Sternberg Museum staff members publish papers in scientific journals

Greg Liggett, assistant director of the Sternberg Museum of Natural History at Fort Hays State University, and Mike Everhart, an adjunct curator, have recently published papers in scientific journals.

Liggett published "Discovery of a Junior Synonym for the Late Cretaceous Genus Coniasaurus (Reptilia, Squamata)" in the Journal of Vertebrate Paleontology.

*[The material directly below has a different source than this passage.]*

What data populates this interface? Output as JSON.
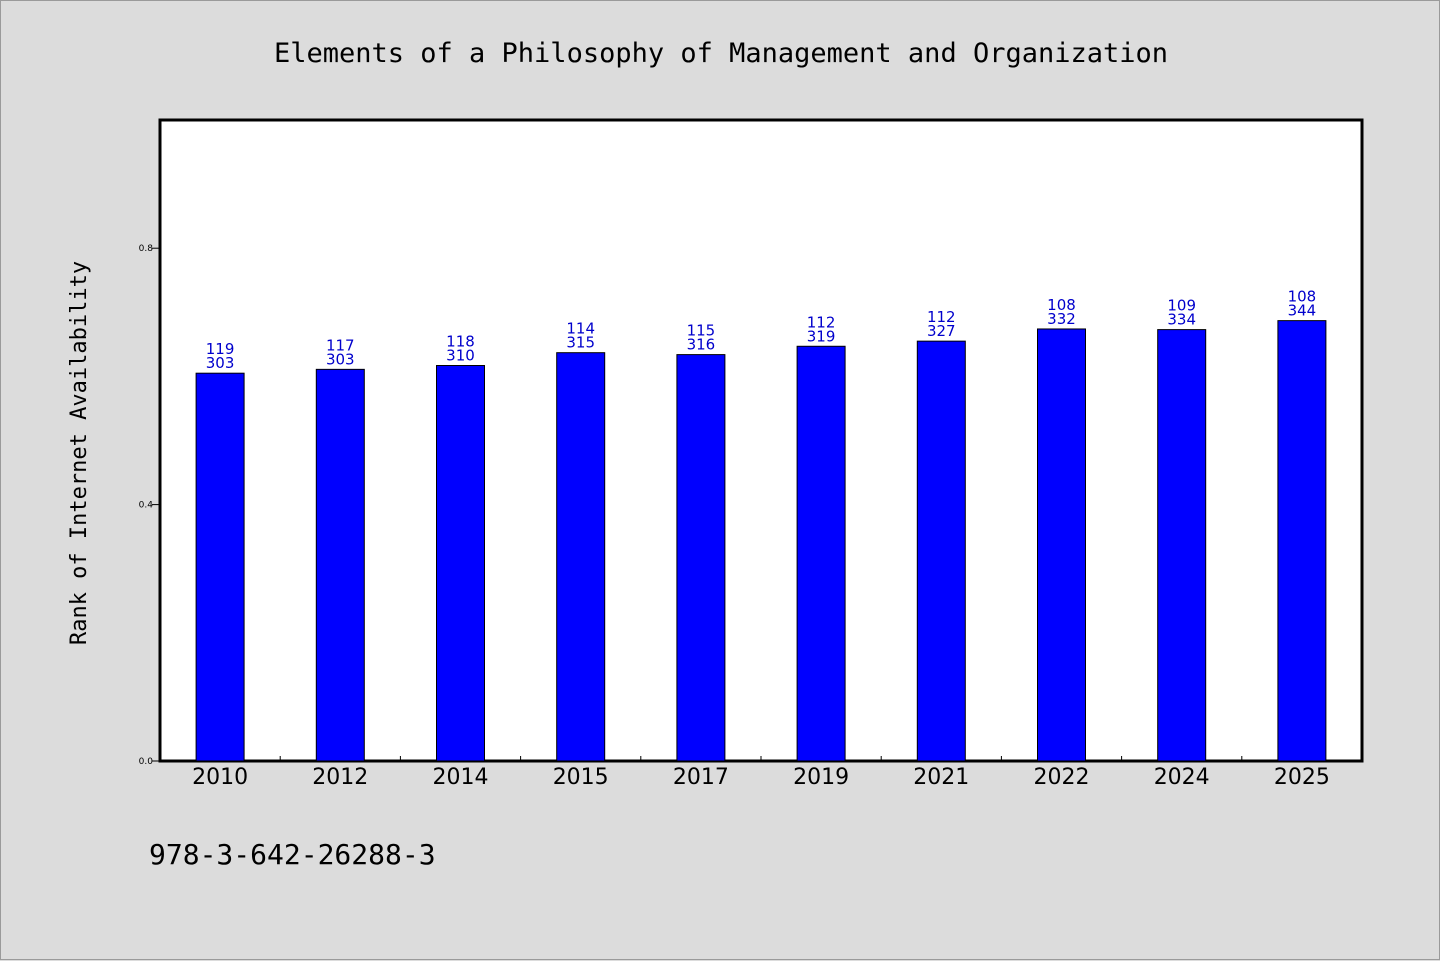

Liggett's paper details his discovery that, in the 1850s, a famous scientist inadvertently gave a second name (the "junior synonym") to the fossil of a small lizard that he found in the English chalk formations. Liggett speculates that the second name was an attempt to correct the spelling of the first name, Coniasaurus (pronounced CONE-e-a-saurus).

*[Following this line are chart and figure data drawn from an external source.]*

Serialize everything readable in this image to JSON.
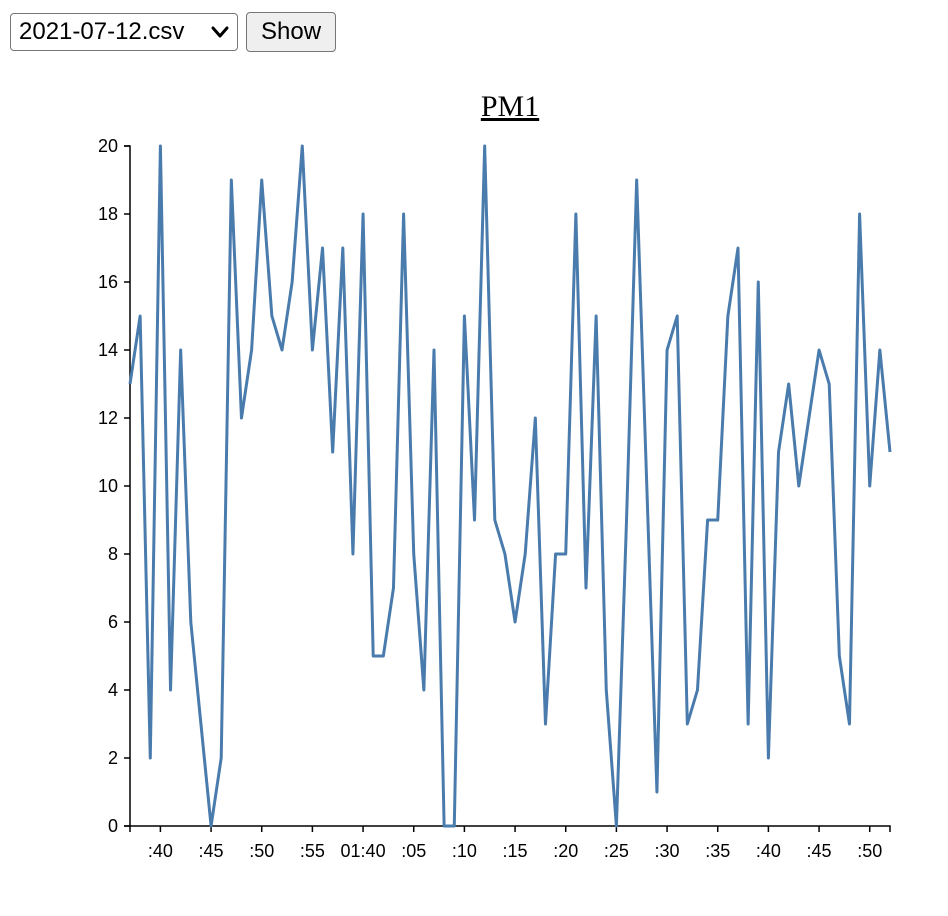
{
  "controls": {
    "file_select_value": "2021-07-12.csv",
    "show_label": "Show"
  },
  "chart_data": {
    "type": "line",
    "title": "PM1",
    "xlabel": "",
    "ylabel": "",
    "ylim": [
      0,
      20
    ],
    "yticks": [
      0,
      2,
      4,
      6,
      8,
      10,
      12,
      14,
      16,
      18,
      20
    ],
    "xticks": [
      ":40",
      ":45",
      ":50",
      ":55",
      "01:40",
      ":05",
      ":10",
      ":15",
      ":20",
      ":25",
      ":30",
      ":35",
      ":40",
      ":45",
      ":50"
    ],
    "xtick_index": [
      3,
      8,
      13,
      18,
      23,
      28,
      33,
      38,
      43,
      48,
      53,
      58,
      63,
      68,
      73
    ],
    "line_color": "#4a7bad",
    "series": [
      {
        "values": [
          13,
          15,
          2,
          20,
          4,
          14,
          6,
          3,
          0,
          2,
          19,
          12,
          14,
          19,
          15,
          14,
          16,
          20,
          14,
          17,
          11,
          17,
          8,
          18,
          5,
          5,
          7,
          18,
          8,
          4,
          14,
          0,
          0,
          15,
          9,
          20,
          9,
          8,
          6,
          8,
          12,
          3,
          8,
          8,
          18,
          7,
          15,
          4,
          0,
          9,
          19,
          10,
          1,
          14,
          15,
          3,
          4,
          9,
          9,
          15,
          17,
          3,
          16,
          2,
          11,
          13,
          10,
          12,
          14,
          13,
          5,
          3,
          18,
          10,
          14,
          11
        ]
      }
    ]
  }
}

Liggett discovered the junior synonym while studying the animal in question, Coniasaurus cressidens (CRES-si-dens), after a similar fossil was discovered in Kansas. A paper on that animal, he said, is still in the works.

Everhart has recently published two papers. "New Data Regarding the Skull of Dolichorhynchops osborni (Plesiosauroidea: Polycotylidae) from the Rediscovered Photos of the Harvard Museum of Comparative Zoology Specimen" was published in Paludicola, a journal published under the auspices of the Rochester Institute of Vertebrate Paleontology.

"Late Cretaceous Interaction Between Predators and Prey: Evidence of Feeding by Two Species of Shark on a Mosasaur" was published in PalArch, a scientific journal in the Netherlands.

Dolichorhynchops osborni (pronounced Dol-i-cho-rhin-kips osborn-i) is a short-necked plesiosaur about 10 feet long. The best-preserved specimen is housed in the Sternberg Museum, a fully-mounted skeleton in its own case. Only a few fossils of this animal have been found, Liggett said.

Everhart's first paper is on his discovery of photographs taken of one of the few known specimens before the specimen was embedded in plaster for display at Harvard. These photographs display a side of the specimen that has not been seen for 50 years.

Everhart's second paper is about mosasaur bones that show evidence of being bitten by two species of shark. The bones are on display at the Sternberg Museum in the marine reptile case.